At the same time, an interesting finding is that the agreement between the two manually derived label-sets (set A and set B) for the PROSTATEx test subset was significantly lower than the agreement between the masks generated by a model trained with one label-set and tested on another. In addition, we observed wider variation in RVD for manually derived label-sets in comparison with model derived label-sets. This suggests that the models are able to generalize and learn from the images and are relatively robust to variations in label-set. It is indicative of true learning as opposed to simply mimicking the training label-set, which is a significant advancement in the field of medical image segmentation. This finding highlights the potential for these models to be used in real-world scenarios where variations in label-sets are likely to occur. It also opens up opportunities for future research to explore the factors that contribute to the generalization capability of DL-based segmentation models and how this can be further improved.

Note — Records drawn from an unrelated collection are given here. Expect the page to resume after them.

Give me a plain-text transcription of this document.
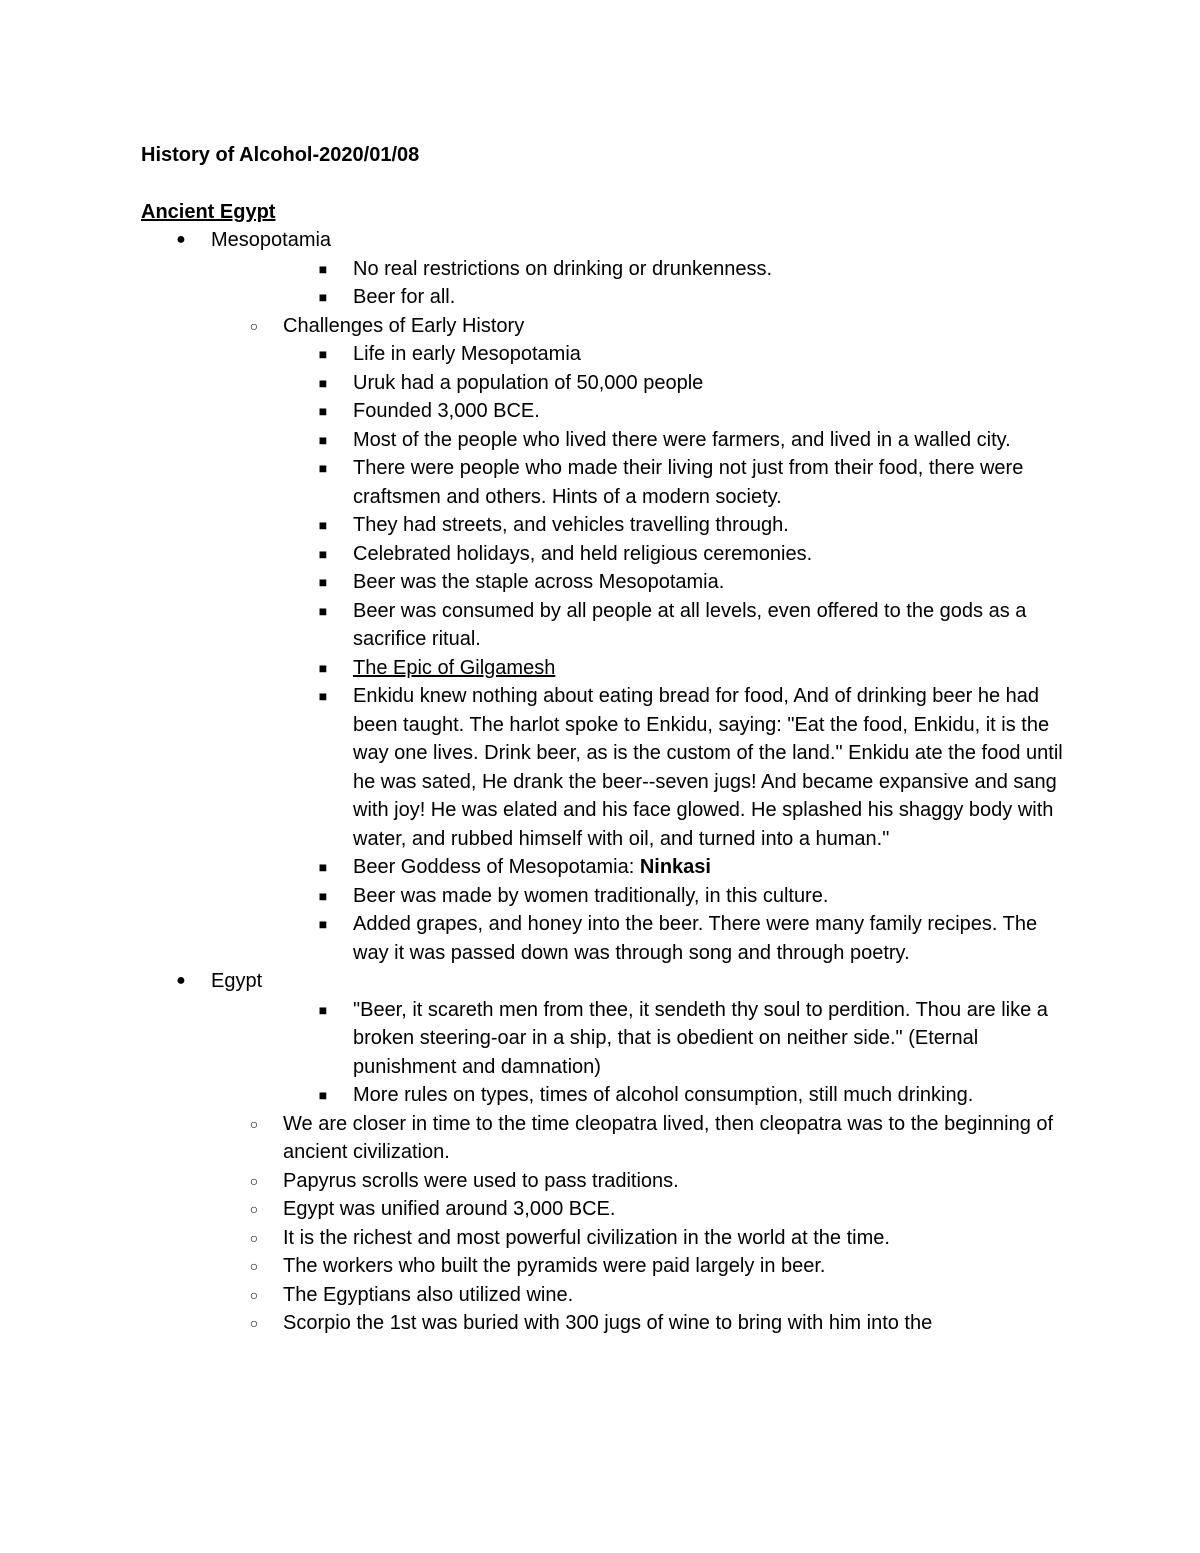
History of Alcohol-2020/01/08
Ancient Egypt
● Mesopotamia
■ No real restrictions on drinking or drunkenness.
■ Beer for all.
○ Challenges of Early History
■ Life in early Mesopotamia
■ Uruk had a population of 50,000 people
■ Founded 3,000 BCE.
■ Most of the people who lived there were farmers, and lived in a walled city.
■ There were people who made their living not just from their food, there were craftsmen and others. Hints of a modern society.
■ They had streets, and vehicles travelling through.
■ Celebrated holidays, and held religious ceremonies.
■ Beer was the staple across Mesopotamia.
■ Beer was consumed by all people at all levels, even offered to the gods as a sacrifice ritual.
■ The Epic of Gilgamesh
■ Enkidu knew nothing about eating bread for food, And of drinking beer he had been taught. The harlot spoke to Enkidu, saying: "Eat the food, Enkidu, it is the way one lives. Drink beer, as is the custom of the land." Enkidu ate the food until he was sated, He drank the beer--seven jugs! And became expansive and sang with joy! He was elated and his face glowed. He splashed his shaggy body with water, and rubbed himself with oil, and turned into a human."
■ Beer Goddess of Mesopotamia: Ninkasi
■ Beer was made by women traditionally, in this culture.
■ Added grapes, and honey into the beer. There were many family recipes. The way it was passed down was through song and through poetry.
● Egypt
■ "Beer, it scareth men from thee, it sendeth thy soul to perdition. Thou are like a broken steering-oar in a ship, that is obedient on neither side." (Eternal punishment and damnation)
■ More rules on types, times of alcohol consumption, still much drinking.
○ We are closer in time to the time cleopatra lived, then cleopatra was to the beginning of ancient civilization.
○ Papyrus scrolls were used to pass traditions.
○ Egypt was unified around 3,000 BCE.
○ It is the richest and most powerful civilization in the world at the time.
○ The workers who built the pyramids were paid largely in beer.
○ The Egyptians also utilized wine.
○ Scorpio the 1st was buried with 300 jugs of wine to bring with him into the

This study has some limitations that should be considered when interpreting its results. The use of a single DL-based segmentation model architecture (nnU-Net) means that the conclusions may not be applicable to other architectures. However, since nnU-Net is based on the commonly used U-Net architecture, it is likely that similar results would be obtained with other U-Net models [26,27,28]. Additionally, only two evaluation metrics (DSC and HD95) were used, which may not provide a comprehensive understanding of the segmentation performance of the model. However, these metrics are widely used for prostate cancer segmentation and provide different perspectives on the results, and their findings were confirmed by whole gland volume analysis. Additionally, the study did not analyze the prostate regions (apex, mid, and base) separately, which could have added complexity to the analysis. Despite these limitations, the study provides important insights into the performance of DL-based segmentation models when trained and tested on different label-sets and emphasizes the importance of considering generalization in the development of these models.

Conclusions

In this study, we investigated the impact of label-set selection on the performance of a DL-based prostate segmentation model. We found that the use of different label-sets of prostate gland and zone segmentations has a measurable impact on model performance. More thought should be given to the label-set, with a focus on multicenter manual segmentation and agreement on common procedures. Furthermore, we found that the predictions made by automatic segmentation models were more consistent than the manually derived segmentations they were trained on. Moreover, DL-based models demonstrated the ability to truly learn from the images, rather than simply mimic the training label-set. This sheds light on their future potential to improve prostate segmentation and standardize decision-making in clinical practice.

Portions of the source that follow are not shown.